A molecular-level perspective of soil water repellency in sand and clay

Mr Nicholas Daniel1, Assoc. Prof. David Henry1, Prof.  Richard Harper1

1Murdoch University, Swan View, Australia

Soil water repellency is estimated to affect over two million hectares of southern Australia,1 resulting in approximately $100 million in production losses.2 The cause is associated with soil organic matter, which can form a coating on the mineral grains.3 However, while speculative theories have been proposed to explain experimental data, little has been done to justify the theory at the molecular level. Thus, in this study, molecular dynamics simulations were carried out using mineral surface models of amorphous silica (weathered sand surface), kaolinite (Al-OH and Si-O) and quartz. The organo-mineral interactions between hexadecanoic acid on these surfaces was calculated using radial distribution functions, mean square displacements, torsion distributions, concentration profiles, equilibrium snapshots and interaction energies. Initial models were based on previous studies by Walden et al.,4 Uddin et al.,5  and Daniel et. al.,6 which excluded the presence of water; however, the current models now include the addition of water and charge effects. These more complex models show that both the organo-mineral interactions and structure/layering of the acid molecules on the weathered sand and kaolinite (Al-OH) surfaces differ, resulting in models that more accurately reflect experimental observations.

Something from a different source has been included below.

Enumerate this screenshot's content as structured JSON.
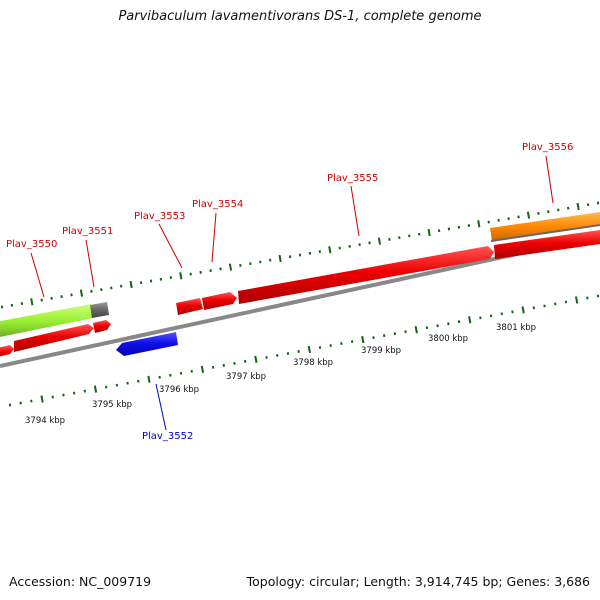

  1. Harper, R. J.; McKissock, I.; Gilkes, R. J.; Carter, D. J.; Blackwell, P. S. Journal of Hydrology. 2000, 231–232, 371–383.
  2. CSIRO Case Study: Water Repellent Soils. (accessed 29/03/2019).
  3. McGhie, D. A.; Posner, A. M. Aust. J. Soil Res. 1980, 18, 309 – 323.
  4. Walden, L. L.; Harper, R. J.; Mendham, D. S.; Henry, D. J.; Fontaine, J. B. Soil Research. 2015.
  5. Uddin, S. M. M.; Daniel, N. R. R.; Harper, R. J.; Henry, D. J. Biogeochemistry. 2017, 134 (1-2), 147-161.
  6. Daniel, N. R. R.; Uddin, S. M. M.; Harper, R. J.; Henry, D. J. Geoderma. 2019, 338, 56 – 66.

Biography: PhD student at Murdoch University, Western Australia. Studies involve the combination of computational chemistry with laboratory experiments to investigate the role of various organic compounds in inducing soil water repellency.